Но идем далее. В чем же, по учению Спинозы, нужно полагать сущность религии даже и в практической области? Как мы видели уже, и на этот вопрос Спиноза отвечает нерешительно, сбивчиво и противоречиво: что́ он утверждает в своем „богословско-политическом трактате“, то он отрицает в своей „этике“. На это давно указывают все критики философского учения Спинозы. Так, напр., мы читаем у Пфлейдерера следующее190. „Если с этого высшего пункта, которого достигает (в этике) философия Спинозы в идее интеллектуальной любви к Богу, взглянем еще однажды на положения богословско-политического трактата относительно сущности и цели религии, то кажется, что там и здесь мы имеем пред собою как бы две совершенно различных точки зрения. Там религия была объяснена как практическое богопочитание, как послушание и исполнение божественных заповедей и поставлена в резкое противоположение ко всякому философскому познанию истины, здесь она состоит в интеллектуальной любви к Богу, которая есть нераздельное одно с философским познанием Бога и человека. Там она опирается на историческое откровение и Священное Писание, здесь на самостоятельное познание, которое составляет собственно сущность человеческого духа. Там, наконец, она имеет целию споспешествовать добрым нравам и гражданскому спокойствию, здесь она имеет свою цель в себе самой, в acquiescentia сердца, которое находит свое блаженство в любви к Богу. Что это – различные способы понимания, – бросается в глаза. Но должны ли они быть поставлены только рядом друг с другом, как простое противоречие в духе философа?“ На этот вопрос Пфлейдерер отвечает отрицательно, доказывая, что в учении Спинозы о сущности религии нет никакого противоречия так как послушание Богу и интеллектуальная любовь к Богу суть понятия, по своему содержанию, тождественные. В виду этого Пфлейдерер усиливается навязать Спинозе такое же учение о религии, какое впоследствии было изложено Кантом, при чем он отдает явное предпочтение Спинозе даже и пред Кантом.

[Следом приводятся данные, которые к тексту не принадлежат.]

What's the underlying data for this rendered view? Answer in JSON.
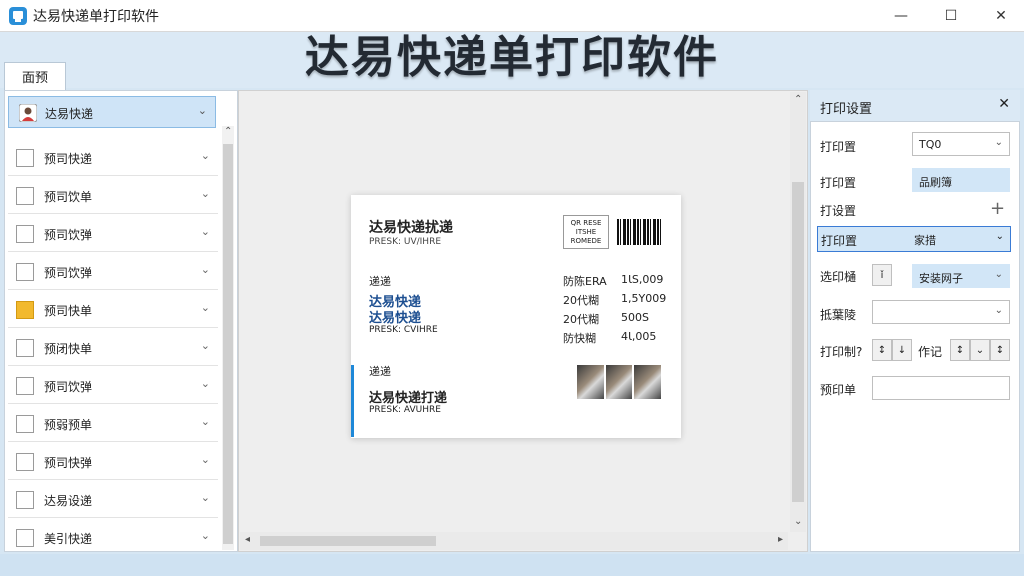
{
  "window": {
    "title": "达易快递单打印软件",
    "minimize": "—",
    "maximize": "☐",
    "close": "✕"
  },
  "banner": {
    "title": "达易快递单打印软件"
  },
  "tabs": [
    {
      "label": "面预"
    }
  ],
  "sidebar": {
    "selected": {
      "label": "达易快递"
    },
    "items": [
      {
        "label": "预司快递",
        "icon": "document-icon"
      },
      {
        "label": "预司饮单",
        "icon": "document-icon"
      },
      {
        "label": "预司饮弹",
        "icon": "document-icon"
      },
      {
        "label": "预司饮弹",
        "icon": "document-icon"
      },
      {
        "label": "预司快单",
        "icon": "folder-icon"
      },
      {
        "label": "预闭快单",
        "icon": "document-icon"
      },
      {
        "label": "预司饮弹",
        "icon": "document-icon"
      },
      {
        "label": "预弱预单",
        "icon": "document-icon"
      },
      {
        "label": "预司快弹",
        "icon": "document-icon"
      },
      {
        "label": "达易设递",
        "icon": "document-icon"
      },
      {
        "label": "美引快递",
        "icon": "document-icon"
      }
    ]
  },
  "label_card": {
    "header_title": "达易快递扰递",
    "header_sub": "PRESK: UV/IHRE",
    "qr_text": [
      "QR RESE",
      "ITSHE",
      "ROMEDE"
    ],
    "section1": "递递",
    "sender_name_1": "达易快递",
    "sender_name_2": "达易快递",
    "sender_sub": "PRESK: CVIHRE",
    "rows": [
      {
        "label": "防陈ERA",
        "value": "1ƖS,009"
      },
      {
        "label": "20代糊",
        "value": "1,5Y009"
      },
      {
        "label": "20代糊",
        "value": "500S"
      },
      {
        "label": "防快糊",
        "value": "4Ɩ,005"
      }
    ],
    "section2": "递递",
    "receiver_name": "达易快递打递",
    "receiver_sub": "PRESK: AVUHRE"
  },
  "settings": {
    "title": "打印设置",
    "close": "✕",
    "rows": [
      {
        "label": "打印置",
        "value": "TQ0"
      },
      {
        "label": "打印置",
        "value": "品刷簿"
      },
      {
        "label": "打设置",
        "value": "+"
      },
      {
        "label": "打印置",
        "value": "家措"
      },
      {
        "label": "选印樋",
        "value": "安装网子",
        "btn": "ǐ"
      },
      {
        "label": "抵葉陵",
        "value": ""
      },
      {
        "label": "打印制?",
        "extra_label": "作记"
      },
      {
        "label": "预印单",
        "value": ""
      }
    ]
  },
  "colors": {
    "accent": "#1e88d8",
    "banner_bg": "#dbe9f5",
    "selected_bg": "#cfe4f7"
  }
}
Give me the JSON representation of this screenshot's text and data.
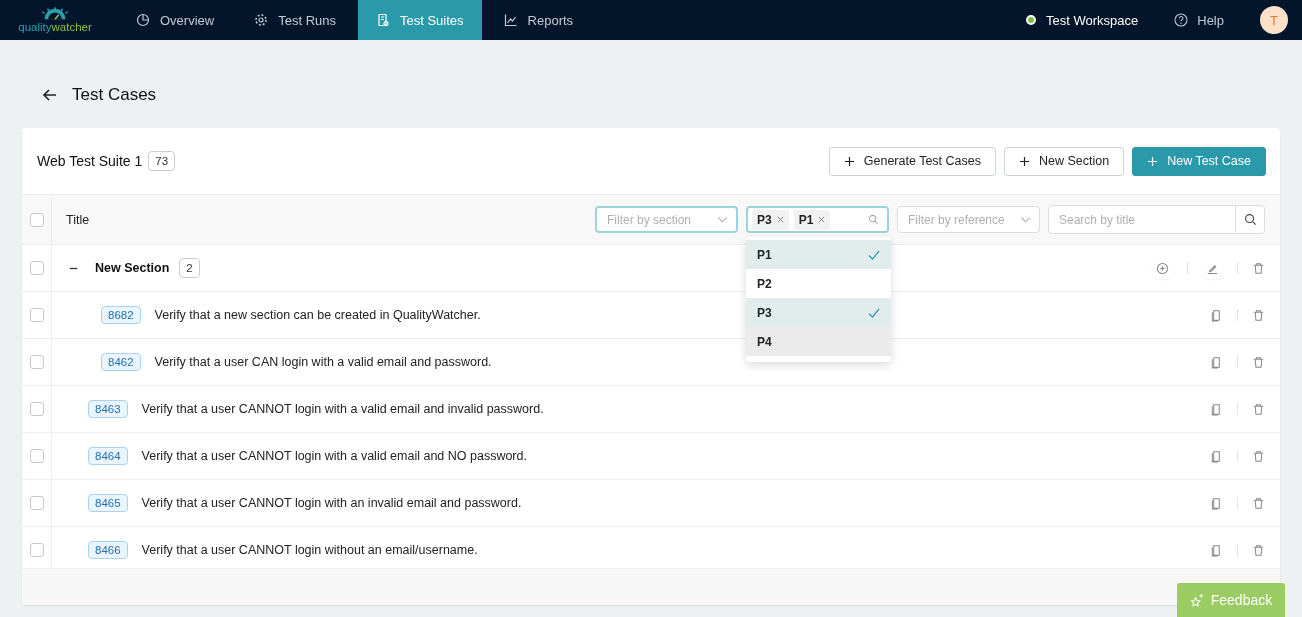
{
  "logo": {
    "part_1": "quality",
    "part_2": "watcher"
  },
  "nav": [
    {
      "label": "Overview",
      "selected": false
    },
    {
      "label": "Test Runs",
      "selected": false
    },
    {
      "label": "Test Suites",
      "selected": true
    },
    {
      "label": "Reports",
      "selected": false
    }
  ],
  "workspace": {
    "label": "Test Workspace",
    "color": "#7bc043"
  },
  "help": "Help",
  "avatar": "T",
  "page_title": "Test Cases",
  "suite": {
    "name": "Web Test Suite 1",
    "count": "73"
  },
  "actions": [
    {
      "label": "Generate Test Cases",
      "primary": false
    },
    {
      "label": "New Section",
      "primary": false
    },
    {
      "label": "New Test Case",
      "primary": true
    }
  ],
  "table": {
    "title_column": "Title",
    "all_checked": false,
    "section_filter": {
      "placeholder": "Filter by section"
    },
    "priority_filter": {
      "chips": [
        "P3",
        "P1"
      ],
      "options": [
        {
          "label": "P1",
          "selected": true,
          "hovered": false
        },
        {
          "label": "P2",
          "selected": false,
          "hovered": false
        },
        {
          "label": "P3",
          "selected": true,
          "hovered": false
        },
        {
          "label": "P4",
          "selected": false,
          "hovered": true
        }
      ]
    },
    "reference_filter": {
      "placeholder": "Filter by reference"
    },
    "search": {
      "placeholder": "Search by title"
    },
    "rows": [
      {
        "kind": "section",
        "name": "New Section",
        "count": "2",
        "expanded": true,
        "checked": false,
        "children": [
          {
            "kind": "case",
            "id": "8682",
            "title": "Verify that a new section can be created in QualityWatcher.",
            "checked": false
          },
          {
            "kind": "case",
            "id": "8462",
            "title": "Verify that a user CAN login with a valid email and password.",
            "checked": false
          }
        ]
      },
      {
        "kind": "case",
        "id": "8463",
        "title": "Verify that a user CANNOT login with a valid email and invalid password.",
        "checked": false
      },
      {
        "kind": "case",
        "id": "8464",
        "title": "Verify that a user CANNOT login with a valid email and NO password.",
        "checked": false
      },
      {
        "kind": "case",
        "id": "8465",
        "title": "Verify that a user CANNOT login with an invalid email and password.",
        "checked": false
      },
      {
        "kind": "case",
        "id": "8466",
        "title": "Verify that a user CANNOT login without an email/username.",
        "checked": false
      }
    ]
  },
  "feedback": "Feedback"
}
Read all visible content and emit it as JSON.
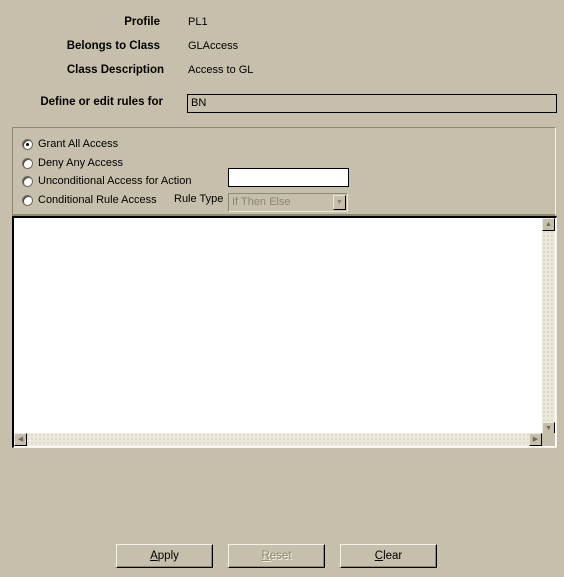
{
  "header": {
    "profile_label": "Profile",
    "profile_value": "PL1",
    "class_label": "Belongs to Class",
    "class_value": "GLAccess",
    "description_label": "Class Description",
    "description_value": "Access to GL",
    "define_label": "Define or edit rules for",
    "define_value": "BN"
  },
  "access_options": [
    {
      "label": "Grant All Access",
      "checked": true
    },
    {
      "label": "Deny Any Access",
      "checked": false
    },
    {
      "label": "Unconditional Access for Action",
      "checked": false
    },
    {
      "label": "Conditional Rule Access",
      "checked": false
    }
  ],
  "action_input_value": "",
  "rule_type": {
    "label": "Rule Type",
    "selected": "If Then Else",
    "enabled": false
  },
  "rules_text": "",
  "buttons": {
    "apply": {
      "mnemonic": "A",
      "rest": "pply",
      "enabled": true
    },
    "reset": {
      "mnemonic": "R",
      "rest": "eset",
      "enabled": false
    },
    "clear": {
      "mnemonic": "C",
      "rest": "lear",
      "enabled": true
    }
  }
}
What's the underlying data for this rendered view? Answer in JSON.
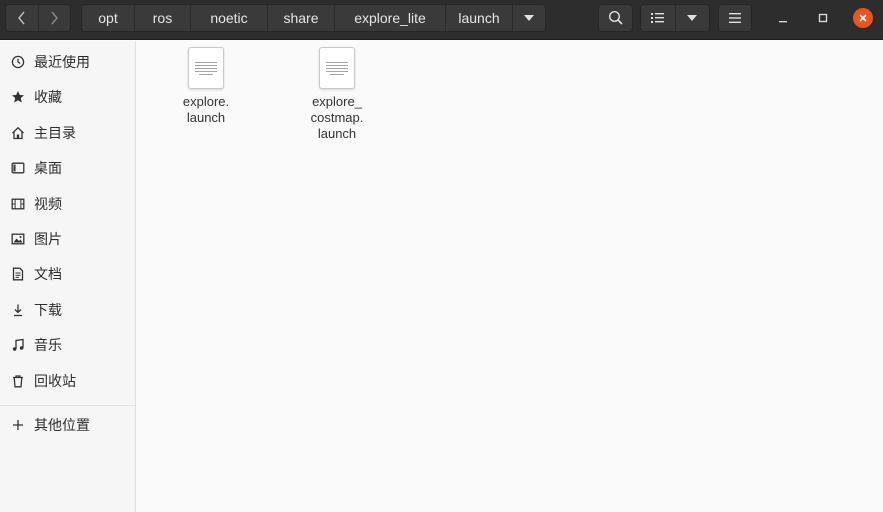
{
  "pathbar": {
    "crumbs": [
      "opt",
      "ros",
      "noetic",
      "share",
      "explore_lite",
      "launch"
    ]
  },
  "header": {
    "back_icon": "chevron-left-icon",
    "forward_icon": "chevron-right-icon",
    "search_icon": "search-icon",
    "view_icon": "list-view-icon",
    "menu_icon": "hamburger-menu-icon"
  },
  "colors": {
    "headerbar": "#2d2d2d",
    "close_button": "#e95420",
    "sidebar_bg": "#f6f6f6",
    "content_bg": "#fafafa"
  },
  "sidebar": {
    "items": [
      {
        "label": "最近使用",
        "icon": "clock-icon"
      },
      {
        "label": "收藏",
        "icon": "star-icon"
      },
      {
        "label": "主目录",
        "icon": "home-icon"
      },
      {
        "label": "桌面",
        "icon": "desktop-icon"
      },
      {
        "label": "视频",
        "icon": "video-icon"
      },
      {
        "label": "图片",
        "icon": "image-icon"
      },
      {
        "label": "文档",
        "icon": "document-icon"
      },
      {
        "label": "下载",
        "icon": "download-icon"
      },
      {
        "label": "音乐",
        "icon": "music-icon"
      },
      {
        "label": "回收站",
        "icon": "trash-icon"
      }
    ],
    "other_locations": {
      "label": "其他位置",
      "icon": "plus-icon"
    }
  },
  "files": [
    {
      "name": "explore.\nlaunch",
      "icon": "text-file-icon"
    },
    {
      "name": "explore_\ncostmap.\nlaunch",
      "icon": "text-file-icon"
    }
  ]
}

Но так ли это? – Далеко – нет. Мы сейчас увидим, что Пфлейдерер не понял истинного смысла в учении Спинозы о религии. Старый мыслитель обманул современного нам ученого. Спиноза, правда, своим учением о сущности религии, излагаемым в непримиримо противоречивых выражениях, не становится в противоречие с своим общим философским учением, но он придает ему смысл совершенно противоположный тому, какой в нем хочет находить Пфлейдерер.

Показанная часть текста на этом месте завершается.